By offering free tuition, the state university reaches many who would otherwise fail to enjoy higher training. It tends to equalize the conditions for rich and poor in the struggle for the survival of the fittest.

The state university, as it develops and realizes its true function, must be thoroughly catholic in spirit, because it stands for humanity, truth, and progress. Nowhere is the professor or the scholar permitted to use such intellectual freedom as in the state university in Germany, and in the natural course of events the same freedom will be allowed in the United States. Not only will the free and inventive spirit become characteristic, but our Western universities, standing in the midst of the most advanced ideas of civilization, must furnish some of the most important contributions to the study of all social, economic, and ethical problems.

In the state universities the mental and moral atmosphere is healthful. A strong, honest manhood is cultivated. There all ideals are strongly maintained, not according to a particular creed, but with regard to all the implications of man’s higher nature. All influences tend to make citizens who are in harmony with the national spirit. An extended acquaintance with graduates of various state universities shows that, as a whole, they are broad-minded citizens, loyal to the public interest.

The relation of the religious denominations to the state university is one that commands serious attention. The university says to each class of people: “Here is an institution which is equally for the advantage of all—it is yours. Its platform, founded on ideals of truth, beauty, and goodness, is as broad as humanity. Since there must be diversity of religious views, establish your theological schools, halls, guilds, or professorships in the vicinity of the university, and, making use of what the state offers, supplement in your own way the work of the state.” The plan is in the highest degree economical; it combines unity of effort with variety of independent view; it makes the general good and the special interest mutually helpful. It is the plan of business common sense and of wise insight into the problems of the age. That the denominations—granting their point of view—should join their interest with that of the state university is shown also by the fact that often a given denomination finds more of its students there than at its church school.

Many state universities are beginning to receive private endowment. Every consideration of public interest in each state should turn the contributions for education toward the one great centre of learning. Very few states can support more than one such centre. Libraries, art collections, museums, laboratories, buildings, well-endowed chairs, beautiful grounds, should testify to the munificence of private wealth as well as to the benefactions of the state.

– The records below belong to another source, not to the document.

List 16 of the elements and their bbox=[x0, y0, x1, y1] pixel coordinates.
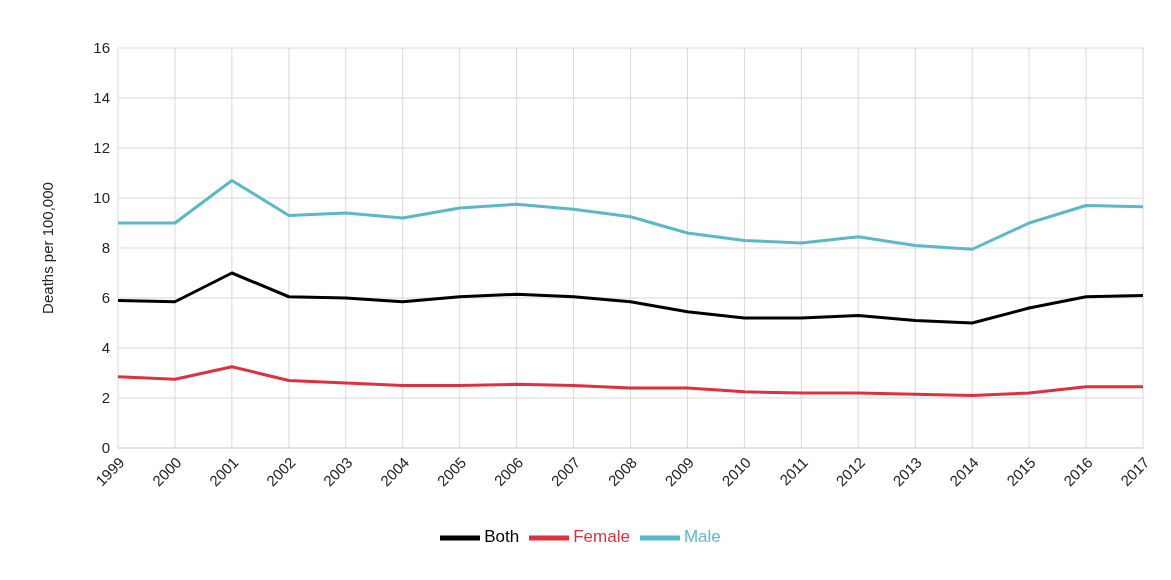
line-series bbox=[118, 271, 1143, 325]
y-tick-label: 10 bbox=[93, 189, 110, 207]
y-tick-label: 8 bbox=[101, 239, 110, 257]
y-axis-title: Deaths per 100,000 bbox=[39, 182, 57, 314]
y-tick-label: 4 bbox=[101, 339, 110, 357]
y-tick-label: 6 bbox=[101, 289, 110, 307]
line-series bbox=[118, 179, 1143, 251]
legend-label: Male bbox=[683, 527, 721, 547]
legend-label: Both bbox=[484, 527, 520, 547]
y-tick-label: 16 bbox=[93, 39, 110, 57]
y-tick-label: 12 bbox=[93, 139, 110, 157]
y-tick-label: 14 bbox=[93, 89, 110, 107]
line-series bbox=[118, 365, 1143, 397]
y-tick-label: 0 bbox=[101, 439, 110, 457]
y-tick-label: 2 bbox=[101, 389, 110, 407]
legend-label: Female bbox=[573, 527, 630, 547]
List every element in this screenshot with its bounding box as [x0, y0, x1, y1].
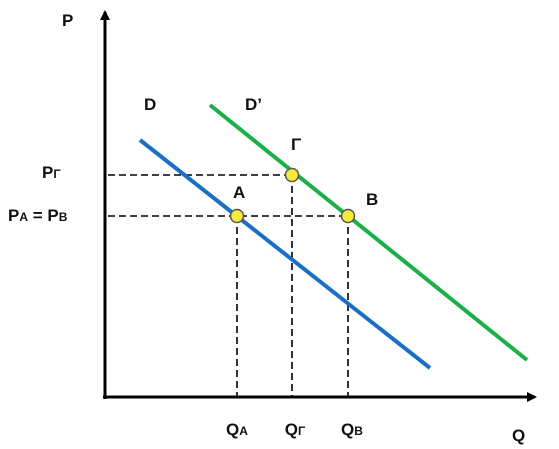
axis-label: P [62, 11, 73, 30]
point-label: Γ [291, 135, 301, 154]
curve-label: D [144, 95, 156, 114]
label-subscript: A [19, 210, 28, 224]
quantity-label: QΓ [285, 420, 306, 439]
demand-curve [138, 138, 432, 370]
label-subscript: B [354, 424, 363, 438]
label-subscript: B [59, 210, 68, 224]
label-base: = [28, 206, 47, 225]
point-label: A [233, 183, 245, 202]
label-base: P [47, 206, 58, 225]
point [340, 208, 356, 224]
label-subscript: A [239, 424, 248, 438]
label-subscript: Γ [298, 424, 306, 438]
price-label: PΓ [42, 163, 61, 182]
label-base: Q [341, 420, 354, 439]
label-base: P [8, 206, 19, 225]
label-subscript: Γ [53, 167, 61, 181]
point [284, 167, 300, 183]
axis-label: Q [512, 426, 525, 445]
point-label: B [366, 190, 378, 209]
label-base: Q [226, 420, 239, 439]
demand-curve-shifted [208, 103, 529, 362]
quantity-label: QB [341, 420, 363, 439]
point [229, 208, 245, 224]
label-base: Q [285, 420, 298, 439]
label-base: P [42, 163, 53, 182]
price-label: PA = PB [8, 206, 68, 225]
quantity-label: QA [226, 420, 248, 439]
curve-label: D’ [245, 95, 262, 114]
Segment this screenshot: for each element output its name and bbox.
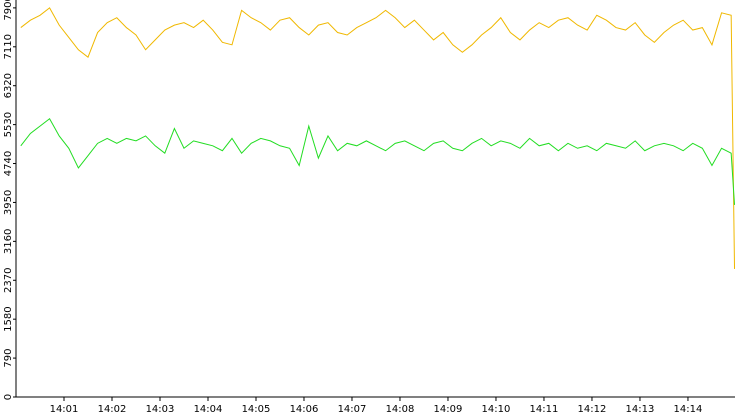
x-tick-label: 14:13: [626, 404, 655, 415]
y-tick-label: 3950: [3, 190, 14, 215]
series-line: [20, 7, 735, 269]
y-tick-label: 4740: [3, 151, 14, 176]
x-tick-label: 14:09: [434, 404, 463, 415]
y-tick-label: 7110: [3, 34, 14, 59]
y-tick-label: 7900: [3, 0, 14, 21]
x-tick-label: 14:07: [338, 404, 367, 415]
y-tick-label: 2370: [3, 268, 14, 293]
y-tick-label: 3160: [3, 229, 14, 254]
x-tick-label: 14:06: [290, 404, 319, 415]
y-tick-label: 1580: [3, 306, 14, 331]
x-tick-label: 14:10: [482, 404, 511, 415]
y-tick-label: 790: [3, 349, 14, 368]
x-tick-label: 14:01: [50, 404, 79, 415]
y-tick-label: 6320: [3, 73, 14, 98]
x-tick-label: 14:02: [98, 404, 127, 415]
x-tick-label: 14:05: [242, 404, 271, 415]
y-tick-label: 0: [3, 394, 14, 400]
x-tick-label: 14:11: [530, 404, 559, 415]
x-tick-label: 14:03: [146, 404, 175, 415]
x-tick-label: 14:08: [386, 404, 415, 415]
x-tick-label: 14:04: [194, 404, 223, 415]
y-tick-label: 5530: [3, 112, 14, 137]
series-line: [20, 117, 735, 205]
x-tick-label: 14:14: [674, 404, 703, 415]
x-tick-label: 14:12: [578, 404, 607, 415]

Speaking generally, the state universities have large incomes and good facilities. They require high standards for admission and graduation. Wherever feasible, they maintain professional schools and schools of applied science. They do this upon the theory that the state should both regulate and provide professional education in the interest of proper standards, and that, in the interest of the state and of the individual, such education should be made available to the sons of the poor. Every leading state university is developing a graduate school.

In the matter of electives, the state university occupies a middle ground. Yale and Princeton represent the conservative side, and Harvard and Stanford the liberal extreme. An examination of the curricula of ten leading state universities shows that the requirements for admission are definitely prescribed, although two or more courses are recognized; that about half the college studies are required, while the remaining half are offered as group or free electives. The state universities naturally show a tendency toward the German university system.


In America the college has been frankly maintained in accord with Platonic ideals. A full rounded manhood, drawing its power from each chief source of knowledge, and prepared in a general way for every practical activity, has been the aim. The American college is dear to the people, and it has done much to make strong men who have powerfully influenced the nation. There are, however, various tendencies which are likely to modify the whole organization of the American university, including that of the college.

The recent tendency toward free election, reaching even into the high school, is a subject of animated controversy. This tendency I have frequently discussed elsewhere, and must still maintain that, in its extreme form, it is irrational. One university of high standing makes it possible to enter its academic department and graduate without mathematics, science, or classics. This is an extreme that is not likely to be sanctioned by the educational world. If there is a human type with characteristics by which it is defined—characteristics which can be developed only by looking toward each field of knowledge—then a secondary and higher education which makes possible the entire omission of any important group of subjects is likely to prove a great wrong to the average student. According to some high educational authorities, no one can be called liberally educated who does not at least possess knowledge of (1) mathematics and science, (2) language and literature, (3) philosophy. Philosophy, as it was in Greece and as it is in Germany, may become a larger factor in our American education.